Looking up, the pair could extend its advance towards the April 14 high at 1.3793 if it manages to hold above the April 24 high at 1.3715.

On the downside, the 20-day EMA at 1.3680 is the immediate support; a sustained break beneath that EMA would expose a deeper correction towards the May 7 low of 1.3620.

(The technical analysis of this story was written with the help of an AI tool.)

Canadian Dollar FAQs

The key factors driving the Canadian Dollar (CAD) are the level of interest rates set by the Bank of Canada (BoC), the price of Oil, Canada’s largest export, the health of its economy, inflation and the Trade Balance, which is the difference between the value of Canada’s exports versus its imports. Other factors include market sentiment – whether investors are taking on more risky assets (risk-on) or seeking safe-havens (risk-off) – with risk-on being CAD-positive. As its largest trading partner, the health of the US economy is also a key factor influencing the Canadian Dollar.

The Bank of Canada (BoC) has a significant influence on the Canadian Dollar by setting the level of interest rates that banks can lend to one another. This influences the level of interest rates for everyone. The main goal of the BoC is to maintain inflation at 1-3% by adjusting interest rates up or down. Relatively higher interest rates tend to be positive for the CAD. The Bank of Canada can also use quantitative easing and tightening to influence credit conditions, with the former CAD-negative and the latter CAD-positive.

The price of Oil is a key factor impacting the value of the Canadian Dollar. Petroleum is Canada’s biggest export, so Oil price tends to have an immediate impact on the CAD value. Generally, if Oil price rises CAD also goes up, as aggregate demand for the currency increases. The opposite is the case if the price of Oil falls. Higher Oil prices also tend to result in a greater likelihood of a positive Trade Balance, which is also supportive of the CAD.

While inflation had always traditionally been thought of as a negative factor for a currency since it lowers the value of money, the opposite has actually been the case in modern times with the relaxation of cross-border capital controls. Higher inflation tends to lead central banks to put up interest rates which attracts more capital inflows from global investors seeking a lucrative place to keep their money. This increases demand for the local currency, which in Canada’s case is the Canadian Dollar.

Macroeconomic data releases gauge the health of the economy and can have an impact on the Canadian Dollar.
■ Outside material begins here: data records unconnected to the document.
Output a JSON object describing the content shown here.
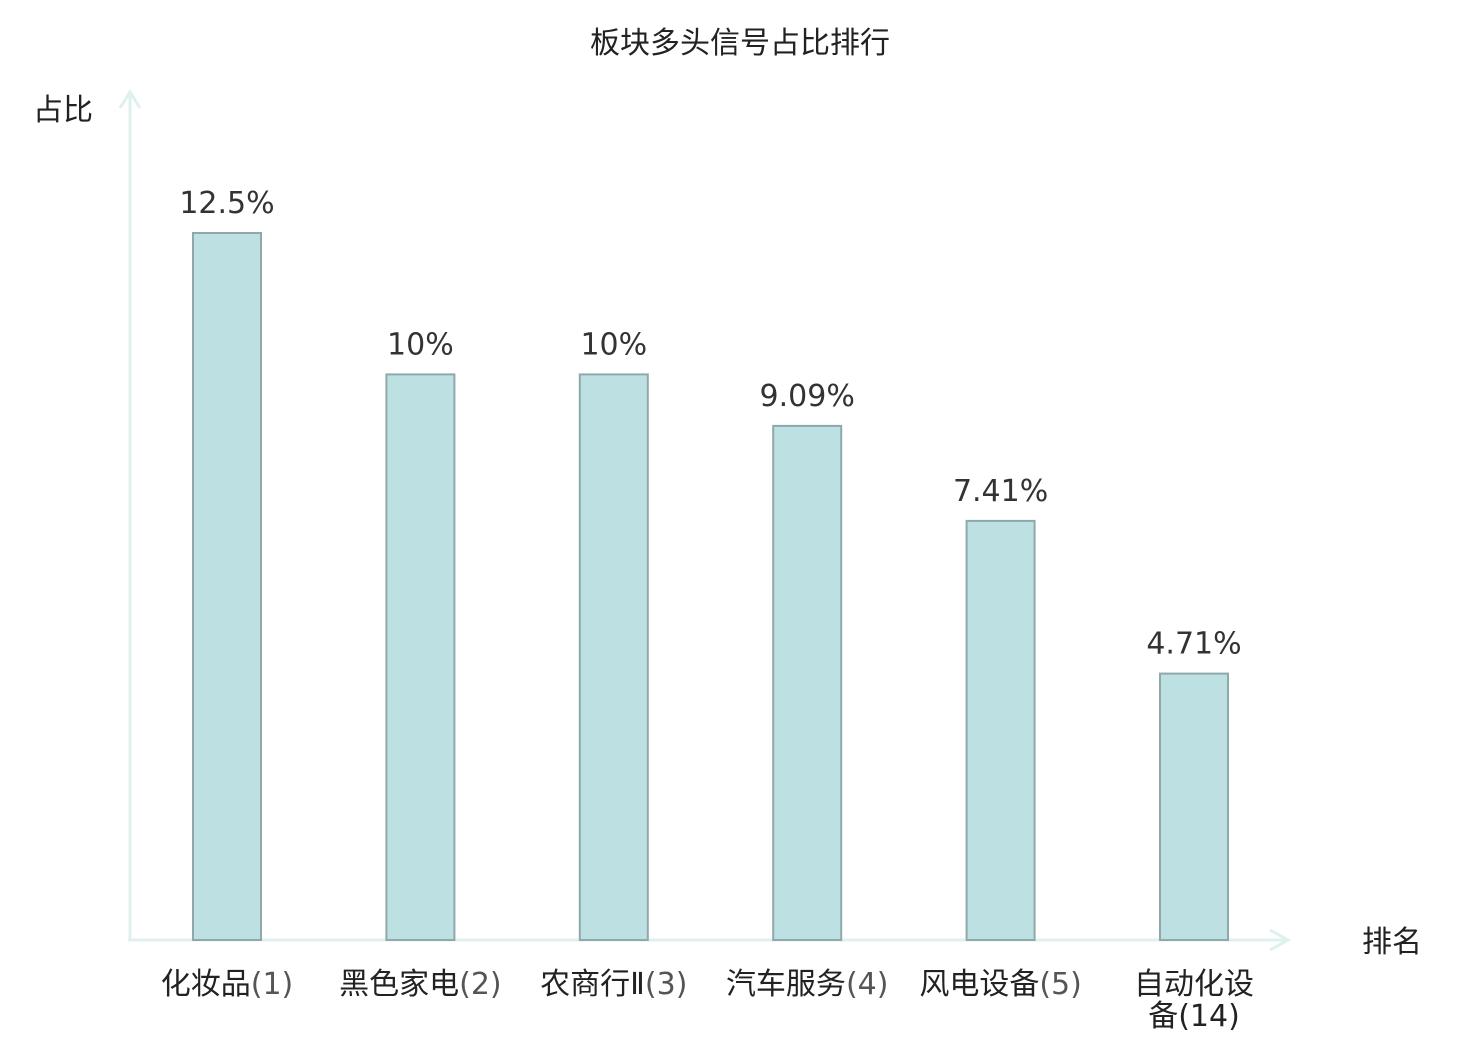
{
  "chart_data": {
    "type": "bar",
    "title": "板块多头信号占比排行",
    "xlabel": "排名",
    "ylabel": "占比",
    "ylim": [
      0,
      15
    ],
    "categories": [
      "化妆品(1)",
      "黑色家电(2)",
      "农商行Ⅱ(3)",
      "汽车服务(4)",
      "风电设备(5)",
      "自动化设备(14)"
    ],
    "category_names": [
      "化妆品",
      "黑色家电",
      "农商行Ⅱ",
      "汽车服务",
      "风电设备",
      "自动化设备"
    ],
    "category_ranks": [
      "(1)",
      "(2)",
      "(3)",
      "(4)",
      "(5)",
      "(14)"
    ],
    "values": [
      12.5,
      10,
      10,
      9.09,
      7.41,
      4.71
    ],
    "value_labels": [
      "12.5%",
      "10%",
      "10%",
      "9.09%",
      "7.41%",
      "4.71%"
    ],
    "highlight_index": 5,
    "grid": false,
    "colors": {
      "bar_fill": "#bde0e2",
      "bar_stroke": "#8fa9ab",
      "axis": "#dff1ee",
      "highlight_label": "#e01010",
      "text": "#222222"
    }
  }
}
Indicators such as GDP, Manufacturing and Services PMIs, employment, and consumer sentiment surveys can all influence the direction of the CAD. A strong economy is good for the Canadian Dollar. Not only does it attract more foreign investment but it may encourage the Bank of Canada to put up interest rates, leading to a stronger currency. If economic data is weak, however, the CAD is likely to fall.